Ко времени выхода Никитина из семинарии благосостояние его отца разрушилось. Главной причиной его разорения было введение свечной монополии. Он продал свой завод и дом и купил постоялый двор, который стал сдавать в аренду, помещаясь с семьей во флигеле. Оставалась еще у него свечная лавка у Смоленского собора. Смутные сведения указывают на то, что было намерение отправить молодого Никитина в университет. Не осуществилось оно будто бы по настояниям матери, желавшей сына женить да в лавку посадить. Первое не осуществилось, но второе исполнилось, и полгода поэт провел за прилавком — до смерти матери.
Савва Никитин после смерти жены стал пить запоем. Дела шли все хуже и хуже. Иван Никитин не сдавался перед несчастьями. То он выходит с возом на Смоленскую площадь торговать свечами, ладаном и посудой под градом насмешек, которыми осыпали его другие торговцы.
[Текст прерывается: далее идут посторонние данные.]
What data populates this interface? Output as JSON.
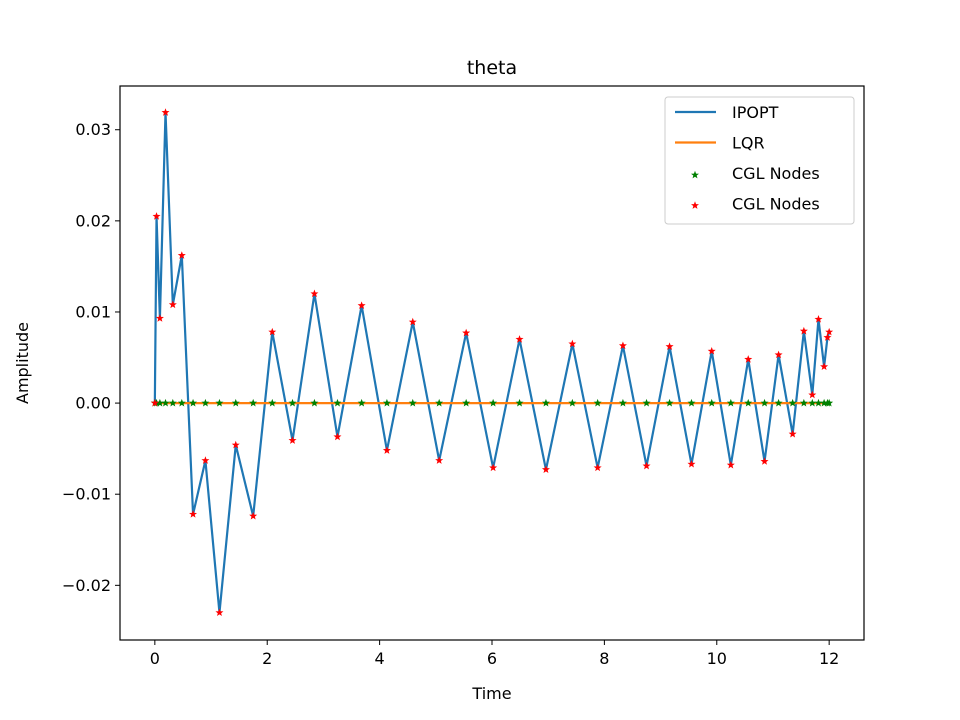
{
  "chart_data": {
    "type": "line",
    "title": "theta",
    "xlabel": "Time",
    "ylabel": "Amplitude",
    "xlim": [
      -0.62,
      12.62
    ],
    "ylim": [
      -0.026,
      0.0348
    ],
    "xticks": [
      0,
      2,
      4,
      6,
      8,
      10,
      12
    ],
    "xtick_labels": [
      "0",
      "2",
      "4",
      "6",
      "8",
      "10",
      "12"
    ],
    "yticks": [
      -0.02,
      -0.01,
      0.0,
      0.01,
      0.02,
      0.03
    ],
    "ytick_labels": [
      "−0.02",
      "−0.01",
      "0.00",
      "0.01",
      "0.02",
      "0.03"
    ],
    "grid": false,
    "legend_position": "top-right",
    "legend": [
      {
        "label": "IPOPT",
        "kind": "line",
        "color": "#1f77b4"
      },
      {
        "label": "LQR",
        "kind": "line",
        "color": "#ff7f0e"
      },
      {
        "label": "CGL Nodes",
        "kind": "marker",
        "color": "#008000"
      },
      {
        "label": "CGL Nodes",
        "kind": "marker",
        "color": "#ff0000"
      }
    ],
    "series": [
      {
        "name": "IPOPT",
        "color": "#1f77b4",
        "kind": "line",
        "x": [
          0,
          0.03,
          0.09,
          0.19,
          0.32,
          0.48,
          0.68,
          0.9,
          1.15,
          1.44,
          1.75,
          2.09,
          2.45,
          2.84,
          3.25,
          3.68,
          4.13,
          4.59,
          5.06,
          5.54,
          6.02,
          6.49,
          6.96,
          7.43,
          7.88,
          8.33,
          8.75,
          9.16,
          9.55,
          9.91,
          10.25,
          10.56,
          10.85,
          11.1,
          11.35,
          11.55,
          11.7,
          11.81,
          11.91,
          11.97,
          12.0
        ],
        "y": [
          0.0,
          0.0205,
          0.0093,
          0.0319,
          0.0108,
          0.0162,
          -0.0122,
          -0.0063,
          -0.023,
          -0.0046,
          -0.0124,
          0.0078,
          -0.0041,
          0.012,
          -0.0037,
          0.0107,
          -0.0052,
          0.0089,
          -0.0063,
          0.0077,
          -0.0071,
          0.007,
          -0.0073,
          0.0065,
          -0.0071,
          0.0063,
          -0.0069,
          0.0062,
          -0.0067,
          0.0057,
          -0.0068,
          0.0048,
          -0.0064,
          0.0053,
          -0.0034,
          0.0079,
          0.0009,
          0.0092,
          0.004,
          0.0072,
          0.0078
        ]
      },
      {
        "name": "LQR",
        "color": "#ff7f0e",
        "kind": "line",
        "x": [
          0,
          12.0
        ],
        "y": [
          0.0,
          0.0
        ]
      },
      {
        "name": "CGL Nodes",
        "color": "#008000",
        "kind": "marker",
        "x": [
          0,
          0.03,
          0.09,
          0.19,
          0.32,
          0.48,
          0.68,
          0.9,
          1.15,
          1.44,
          1.75,
          2.09,
          2.45,
          2.84,
          3.25,
          3.68,
          4.13,
          4.59,
          5.06,
          5.54,
          6.02,
          6.49,
          6.96,
          7.43,
          7.88,
          8.33,
          8.75,
          9.16,
          9.55,
          9.91,
          10.25,
          10.56,
          10.85,
          11.1,
          11.35,
          11.55,
          11.7,
          11.81,
          11.91,
          11.97,
          12.0
        ],
        "y": [
          0,
          0,
          0,
          0,
          0,
          0,
          0,
          0,
          0,
          0,
          0,
          0,
          0,
          0,
          0,
          0,
          0,
          0,
          0,
          0,
          0,
          0,
          0,
          0,
          0,
          0,
          0,
          0,
          0,
          0,
          0,
          0,
          0,
          0,
          0,
          0,
          0,
          0,
          0,
          0,
          0
        ]
      },
      {
        "name": "CGL Nodes",
        "color": "#ff0000",
        "kind": "marker",
        "x": [
          0,
          0.03,
          0.09,
          0.19,
          0.32,
          0.48,
          0.68,
          0.9,
          1.15,
          1.44,
          1.75,
          2.09,
          2.45,
          2.84,
          3.25,
          3.68,
          4.13,
          4.59,
          5.06,
          5.54,
          6.02,
          6.49,
          6.96,
          7.43,
          7.88,
          8.33,
          8.75,
          9.16,
          9.55,
          9.91,
          10.25,
          10.56,
          10.85,
          11.1,
          11.35,
          11.55,
          11.7,
          11.81,
          11.91,
          11.97,
          12.0
        ],
        "y": [
          0.0,
          0.0205,
          0.0093,
          0.0319,
          0.0108,
          0.0162,
          -0.0122,
          -0.0063,
          -0.023,
          -0.0046,
          -0.0124,
          0.0078,
          -0.0041,
          0.012,
          -0.0037,
          0.0107,
          -0.0052,
          0.0089,
          -0.0063,
          0.0077,
          -0.0071,
          0.007,
          -0.0073,
          0.0065,
          -0.0071,
          0.0063,
          -0.0069,
          0.0062,
          -0.0067,
          0.0057,
          -0.0068,
          0.0048,
          -0.0064,
          0.0053,
          -0.0034,
          0.0079,
          0.0009,
          0.0092,
          0.004,
          0.0072,
          0.0078
        ]
      }
    ]
  }
}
То он пытается достать себе место конторщика или приказчика. Когда же это ему не удается, он рассчитывает арендатора и сам становится дворником, то есть начинает вести все хозяйство извозчичьего постоялого двора. «Сердце мое обливалось кровью от грязных сцен; но с помощью доброй воли я не развратил своей души». Возможно ли представить, какой бытовой ужас скрывается за этим спартанским по своей целомудренной сдержанности признанием, сколько и каких мучений перенес Никитин в этот период своей жизни.
В том же письме говорит он: «Продавая извозчикам овес и сено, я обдумывал прочитанные мною и поразившие меня строки, обдумывал их в грязной избе, нередко под крики и песни разгулявшихся мужиков». И далее: «Найдя свободную минуту, я уходил в какой-нибудь отдаленный уголок моего дома. Там я знакомился с тем, что составляет гордость человечества, там я слагал скромный стих, просившийся у меня из сердца. Все написанное я скрывал, как преступление, от всякого постороннего лица и с рассветом сжигал строки, над которыми я плакал во время бессонной ночи.